There is one point where Professor Elliott might have shown a bit more caution himself, however. In speaking of the “terrible litmus test of acceptability” in sixteenth-century Spain—the legal test of pureza de sangre or purity of blood—Elliott observes in apparent agreement with Sanders that by this means “the doors to office, honor, and promotion were closed one by one to all except those Old Christians capable of proving that they had no taint of Jewish ancestry” (p. 34). This is to perpetuate Américo Castro’s confusion of caste and class attributions in late-feudal Spain. The distinguished social historian José Antonio Maravall has noted that the statutes of purity of blood sought to apply to New Christians on a racial/religious basis the allegation of oscura sangre or bad blood conventionally ascribed in feudal law to Spanish artisans, merchants, workers, and peasants on an occupational or property basis. To have “good blood” or honor meant then specifically that one belonged to the hereditary nobility, not that one was an old Christian. Perhaps 5 percent of the Spanish population in the sixteenth century were conversos or New Christians, but some 75 percent were non-noble and thus equally excluded from “office, honor, and promotion.” Sancho Panza, as he never tires of reminding his master, is as Old Christian as they come but also not, like Don Quijote, a noble and therefore excluded from the offices and privileges reserved for and by the aristocracy. (That is why his dream of being the Governor of an island was a comic fancy for Cervantes’s readers.) In the language of the statutes “quedan excluidos judios, moros y descendientes de villanos.” (“Jews, Moors, and descendants of the low-born are excluded [from offices of honor].”)
The achievement of Américo Castro and his followers like Ronald Sanders is that they have illuminated the presence and social action of Spain’s semitic minorities hidden in “official” Spanish nationalism. Their common defect is that they have allowed their concern with the very real problem of the New Christians to distort their vision of other social and ideological forces operating in imperial Spain in which class status and class interests are as much determinants of behavior as racial/religious ascriptions. Their version of Spanish history thus reduces to an idealist dialectic of tolerance vs. intolerance. An example of this, noted by Elliott, is Sanders’s equation of Columbus and Las Casas. Even if both figures are indeed proven to be New Christians, they cannot be yoked together under the rubric of a common New Christian “personality” tolerant and sympathetic with the fate of the oppressed native populations because of its own experience of racial exclusion and marginalization. Columbus, like many of the early Conquistadors (who came generally from the ranks of the Castillian petty aristocracy—the hidalgos and segundones or second-born), was notoriously an advocate of enslaving the American Indians, a position later developed into a “party plank” by the Tridentine proponents of Aristotle’s theory of natural slavery.
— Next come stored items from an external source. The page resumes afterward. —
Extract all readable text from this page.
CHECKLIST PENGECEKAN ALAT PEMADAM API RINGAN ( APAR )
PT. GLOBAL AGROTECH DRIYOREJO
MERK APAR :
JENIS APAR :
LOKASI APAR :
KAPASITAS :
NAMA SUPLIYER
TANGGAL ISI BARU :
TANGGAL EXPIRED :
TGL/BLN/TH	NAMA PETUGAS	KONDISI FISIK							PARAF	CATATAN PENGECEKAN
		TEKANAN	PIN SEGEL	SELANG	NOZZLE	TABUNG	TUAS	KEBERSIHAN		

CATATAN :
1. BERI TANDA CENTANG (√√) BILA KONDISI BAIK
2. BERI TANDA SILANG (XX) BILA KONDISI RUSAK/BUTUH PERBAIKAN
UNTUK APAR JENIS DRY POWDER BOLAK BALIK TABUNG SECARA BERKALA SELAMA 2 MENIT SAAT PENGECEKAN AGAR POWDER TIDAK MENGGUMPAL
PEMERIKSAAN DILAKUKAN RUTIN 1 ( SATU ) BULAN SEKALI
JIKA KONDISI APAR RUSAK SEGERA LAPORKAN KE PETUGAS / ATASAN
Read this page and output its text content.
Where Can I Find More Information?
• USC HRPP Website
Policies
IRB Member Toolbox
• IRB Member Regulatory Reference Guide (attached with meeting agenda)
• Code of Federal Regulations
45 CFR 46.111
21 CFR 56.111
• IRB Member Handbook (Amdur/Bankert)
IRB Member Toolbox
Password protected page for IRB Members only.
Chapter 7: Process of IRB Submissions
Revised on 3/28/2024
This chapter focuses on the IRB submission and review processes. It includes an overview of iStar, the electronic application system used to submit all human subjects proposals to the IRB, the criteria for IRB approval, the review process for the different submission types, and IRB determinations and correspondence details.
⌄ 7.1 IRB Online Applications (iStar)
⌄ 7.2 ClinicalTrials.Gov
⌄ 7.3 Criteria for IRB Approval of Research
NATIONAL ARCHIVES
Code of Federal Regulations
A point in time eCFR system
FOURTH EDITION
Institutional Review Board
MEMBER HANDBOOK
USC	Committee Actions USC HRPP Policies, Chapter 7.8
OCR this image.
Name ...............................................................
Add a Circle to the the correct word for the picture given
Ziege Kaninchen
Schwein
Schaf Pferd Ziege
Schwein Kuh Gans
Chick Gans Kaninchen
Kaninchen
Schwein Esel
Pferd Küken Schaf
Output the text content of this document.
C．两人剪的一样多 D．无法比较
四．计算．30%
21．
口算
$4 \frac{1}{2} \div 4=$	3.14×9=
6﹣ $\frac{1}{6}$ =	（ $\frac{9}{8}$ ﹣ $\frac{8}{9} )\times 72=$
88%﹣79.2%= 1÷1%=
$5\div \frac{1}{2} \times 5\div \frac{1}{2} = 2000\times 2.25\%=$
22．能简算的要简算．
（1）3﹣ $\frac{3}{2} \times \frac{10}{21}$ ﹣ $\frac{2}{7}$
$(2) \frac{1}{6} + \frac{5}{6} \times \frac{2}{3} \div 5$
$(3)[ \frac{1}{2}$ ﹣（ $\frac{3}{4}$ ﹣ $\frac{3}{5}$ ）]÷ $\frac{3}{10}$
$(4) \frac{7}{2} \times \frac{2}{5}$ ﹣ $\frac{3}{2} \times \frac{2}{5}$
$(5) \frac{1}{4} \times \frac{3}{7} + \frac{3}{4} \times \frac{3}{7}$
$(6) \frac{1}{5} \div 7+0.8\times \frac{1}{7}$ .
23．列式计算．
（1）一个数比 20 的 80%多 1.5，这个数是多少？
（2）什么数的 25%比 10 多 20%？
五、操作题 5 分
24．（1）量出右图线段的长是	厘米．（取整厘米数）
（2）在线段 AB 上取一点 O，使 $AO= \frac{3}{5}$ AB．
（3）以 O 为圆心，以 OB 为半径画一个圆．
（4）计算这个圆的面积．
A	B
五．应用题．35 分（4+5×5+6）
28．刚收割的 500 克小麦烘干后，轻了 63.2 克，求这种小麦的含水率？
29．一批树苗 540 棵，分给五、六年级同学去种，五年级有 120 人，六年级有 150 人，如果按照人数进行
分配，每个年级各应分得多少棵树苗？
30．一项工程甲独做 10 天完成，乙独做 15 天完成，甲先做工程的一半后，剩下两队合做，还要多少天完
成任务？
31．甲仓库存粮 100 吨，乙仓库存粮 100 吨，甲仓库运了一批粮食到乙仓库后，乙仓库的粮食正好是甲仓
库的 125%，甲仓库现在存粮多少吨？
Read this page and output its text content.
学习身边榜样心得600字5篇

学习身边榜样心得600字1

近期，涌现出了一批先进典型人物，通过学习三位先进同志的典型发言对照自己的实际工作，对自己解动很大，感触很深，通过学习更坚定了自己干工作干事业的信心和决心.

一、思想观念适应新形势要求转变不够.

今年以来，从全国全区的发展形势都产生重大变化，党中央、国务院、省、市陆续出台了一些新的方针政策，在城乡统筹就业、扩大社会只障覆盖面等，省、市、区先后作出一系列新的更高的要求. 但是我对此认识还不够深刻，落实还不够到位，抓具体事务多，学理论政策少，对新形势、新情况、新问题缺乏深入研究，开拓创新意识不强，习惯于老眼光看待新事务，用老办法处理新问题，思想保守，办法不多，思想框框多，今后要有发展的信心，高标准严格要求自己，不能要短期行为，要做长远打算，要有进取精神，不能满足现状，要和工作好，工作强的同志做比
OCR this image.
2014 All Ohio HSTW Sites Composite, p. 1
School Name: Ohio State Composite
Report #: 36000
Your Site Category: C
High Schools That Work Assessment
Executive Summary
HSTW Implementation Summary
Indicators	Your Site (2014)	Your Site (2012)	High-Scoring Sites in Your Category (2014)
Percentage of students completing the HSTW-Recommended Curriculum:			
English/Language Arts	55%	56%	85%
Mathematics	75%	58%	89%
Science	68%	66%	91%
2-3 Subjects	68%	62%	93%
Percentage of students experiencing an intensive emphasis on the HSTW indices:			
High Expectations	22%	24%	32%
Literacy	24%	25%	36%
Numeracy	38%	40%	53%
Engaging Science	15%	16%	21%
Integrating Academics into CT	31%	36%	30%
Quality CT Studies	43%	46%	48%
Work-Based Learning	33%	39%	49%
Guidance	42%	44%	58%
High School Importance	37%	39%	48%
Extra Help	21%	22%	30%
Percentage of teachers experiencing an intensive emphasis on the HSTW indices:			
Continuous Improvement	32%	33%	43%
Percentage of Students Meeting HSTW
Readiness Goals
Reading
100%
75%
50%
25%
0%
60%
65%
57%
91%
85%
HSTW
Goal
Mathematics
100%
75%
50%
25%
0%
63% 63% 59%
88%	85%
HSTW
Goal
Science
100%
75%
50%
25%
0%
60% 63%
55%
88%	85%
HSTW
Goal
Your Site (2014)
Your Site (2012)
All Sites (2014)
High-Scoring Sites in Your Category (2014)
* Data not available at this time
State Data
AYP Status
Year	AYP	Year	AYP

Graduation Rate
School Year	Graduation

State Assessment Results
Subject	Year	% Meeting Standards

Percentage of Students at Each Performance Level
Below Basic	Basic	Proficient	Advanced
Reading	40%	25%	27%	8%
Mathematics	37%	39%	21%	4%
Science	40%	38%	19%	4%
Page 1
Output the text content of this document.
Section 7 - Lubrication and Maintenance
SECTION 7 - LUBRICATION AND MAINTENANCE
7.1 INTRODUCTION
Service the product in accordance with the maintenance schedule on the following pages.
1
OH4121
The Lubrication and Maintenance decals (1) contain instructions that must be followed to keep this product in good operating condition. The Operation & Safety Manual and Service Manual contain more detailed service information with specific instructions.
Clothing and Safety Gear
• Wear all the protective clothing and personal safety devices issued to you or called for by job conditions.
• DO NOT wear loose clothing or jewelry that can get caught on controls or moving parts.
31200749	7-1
Las Casas, in defending the liberty of the Indians and asking the Monarchy to grant them relief from the brutal system of forced labor imposed by the Spanish colonizers, was precisely attacking this position.
Those interested in pursuing the subject of class and caste in Spanish purity of blood doctrine may wish to consult Maravall’s essay “La función del honor en la estructura de la sociedad barroca” in a forthcoming issue of Ideologies and Literature (II, Number 8), published by the Institute for the Study of Ideologies and Literature at the University of Minnesota.